APRESENTAÇÃO: Peugeot 508 RXH Limited Edition


Após o lançamento, na Primavera de 2011, dos 508 berlina e SW, reconhecidos pela elegância, prestações e nível de exigência, o 508 RXH vem confirmar o avanço tecnológico e ambiental da marca francesa, além de oferecer uma visão inédita do universo “all road”. Pela primeira vez, neste segmento, um automóvel associa a tecnologia Full Hybrid Diesel à distinção e elegância de nível superior. Esta inovadora motorização HYbrid4, capaz de conferir ao 508 RXH prestações que permitem aliar liberdade e prazer de condução, tem como características principais uma potência de 200 cv, 4 rodas motrizes, modo de andamento 100% eléctrico e emissões limitadas a 107 g/km CO2. Veja a seguir os preços e as principais características do novo híbrido da marca francesa.
Depois de um período de reservas para quem desejasse adquirir uma primeira edição, especial, numerada e limitada a apenas 300 exemplares (das quais somente 10 reservadas para o nosso mercado por 47.500 euros), o Peugeot 508 RXH já entrou na sua fase normal de comercialização.
Este modelo baseia-se naturalmente na versão "civil" do Peugeot 508, cujo ensaio à versão 1.6 HDi pode ser consultado AQUI.
Esta edição limitada possui um equipamento específico topo de gama. Disponível com uma única cor – Castanho Calern –, o interior caracteriza-se por nuances acobreadas, decoração do painel de instrumentos e dos bancos em couro Lama-Alcântara, eléctricos, aquecidos e com memória de posição.
O acesso e arranque mãos livres, o ar condicionado automático em quatro zonas, o pack HiFi JBL, os faróis de xénon com LED, o portão da bagageira motorizado ou ainda a assistência ao estacionamento à frente e atrás fazem parte do equipamento de série.
No exterior, sublinhando o dinamismo do 508 RXH, destacam-se as jantes de liga leve de 18'' Attila, as pinças de travão de cor preto lacado e os faróis diurnos em LED.

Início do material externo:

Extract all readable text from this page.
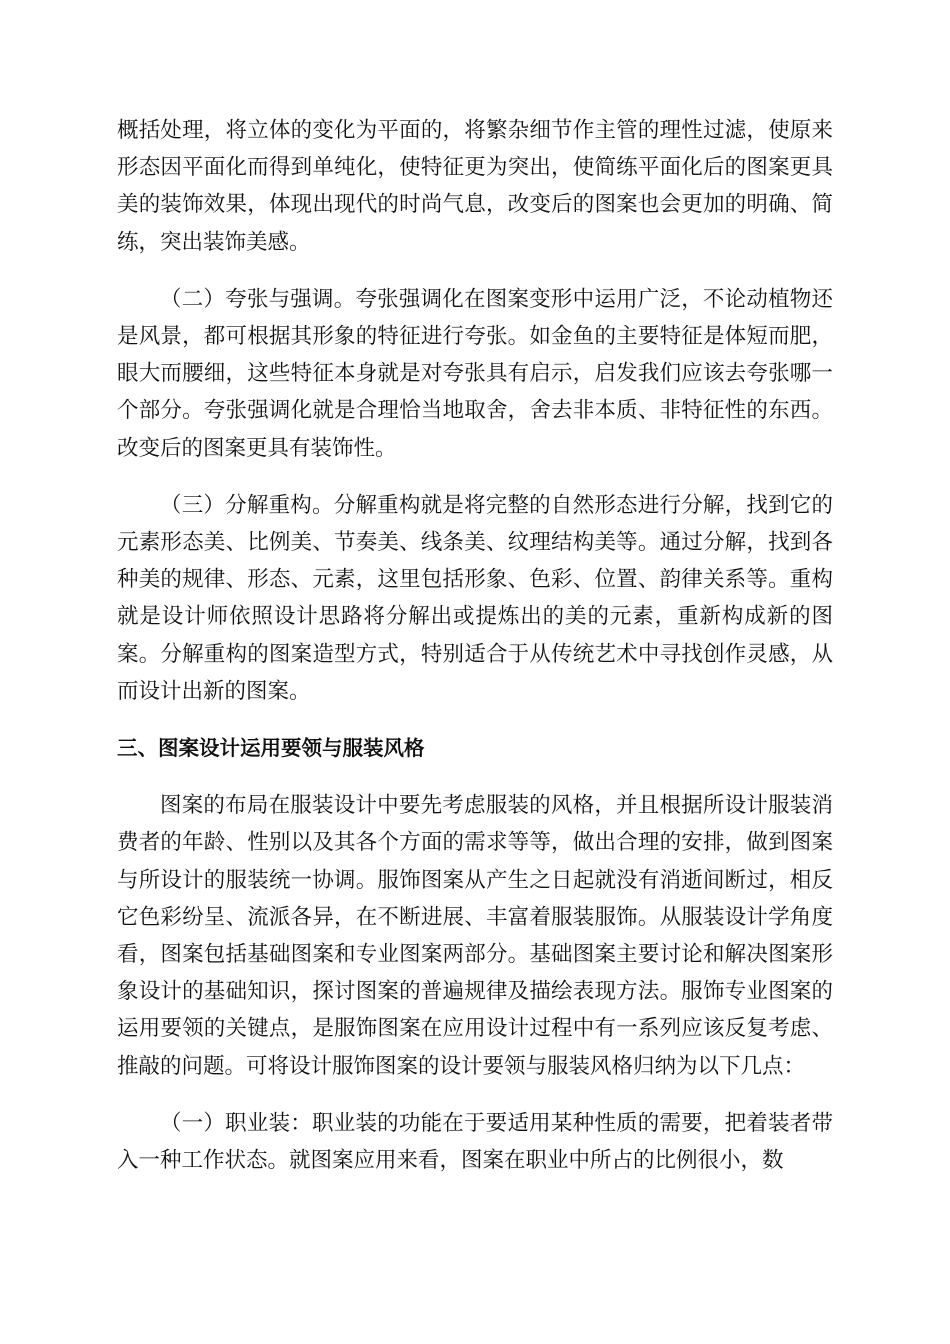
概括处理，将立体的变化为平面的，将繁杂细节作主管的理性过滤，使原来形态因平面化而得到单纯化，使特征更为突出，使简练平面化后的图案更具美的装饰效果，体现出现代的时尚气息，改变后的图案也会更加的明确、简练，突出装饰美感。

（二）夸张与强调。夸张强调化在图案变形中运用广泛，不论动植物还是风景，都可根据其形象的特征进行夸张。如金鱼的主要特征是体短而肥，眼大而腰细，这些特征本身就是对夸张具有启示，启发我们应该去夸张哪一个部分。夸张强调化就是合理恰当地取舍，舍去非本质、非特征性的东西。改变后的图案更具有装饰性。

（三）分解重构。分解重构就是将完整的自然形态进行分解，找到它的元素形态美、比例美、节奏美、线条美、纹理结构美等。通过分解，找到各种美的规律、形态、元素，这里包括形象、色彩、位置、韵律关系等。重构就是设计师依照设计思路将分解出或提炼出的美的元素，重新构成新的图案。分解重构的图案造型方式，特别适合于从传统艺术中寻找创作灵感，从而设计出新的图案。

三、图案设计运用要领与服装风格

图案的布局在服装设计中要先考虑服装的风格，并且根据所设计服装消费者的年龄、性别以及其各个方面的需求等等，做出合理的安排，做到图案与所设计的服装统一协调。服饰图案从产生之日起就没有消逝间断过，相反它色彩纷呈、流派各异，在不断进展、丰富着服装服饰。从服装设计学角度看，图案包括基础图案和专业图案两部分。基础图案主要讨论和解决图案形象设计的基础知识，探讨图案的普遍规律及描绘表现方法。服饰专业图案的运用要领的关键点，是服饰图案在应用设计过程中有一系列应该反复考虑、推敲的问题。可将设计服饰图案的设计要领与服装风格归纳为以下几点：

（一）职业装：职业装的功能在于要适用某种性质的需要，把着装者带入一种工作状态。就图案应用来看，图案在职业中所占的比例很小，数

Híbrido com tracção integral

Adaptada ao chassis e carroçaria da 508 SW, a mecânica é toda ela semelhante à utilizada no Peugeot 3008 Hybrid4 (ler AQUI o resultado do ensaio). Daí a presença do propulsor diesel 2.0 HDi FAP (163 cv/300 Nm) e do motor eléctrico com 37 cv acoplado às rodas traseiras.
Essa conjugação garante-lhe uma potência máxima é de 200 cv, para um binário que pode atingir 450 Nm. Graças às suas quatro rodas motrizes, à postura e ao desenho específico que o situam, desde logo, no universo “all road”, esta viatura exclusiva e requintada foi concebida para corresponder a todos os tipos de utilização.
O 508 RXH abre ainda novas perspectivas no segmento, propondo um modo 100% eléctrico, ideal para circular na cidade e para reduzir o consumo em ciclo misto para menos de 4,1 l/100 km, a que correspondem emissões de CO2 inferiores a 109 g/km.
Esta cadeia mecânica é apoiada por um sistema STOP & START de nova geração e por uma caixa de velocidades automática "2-Tronic" de 6 velocidades.
São permitidos quatro modos de condução: Zero Emission Vehicle, 4WD, Sport, Auto.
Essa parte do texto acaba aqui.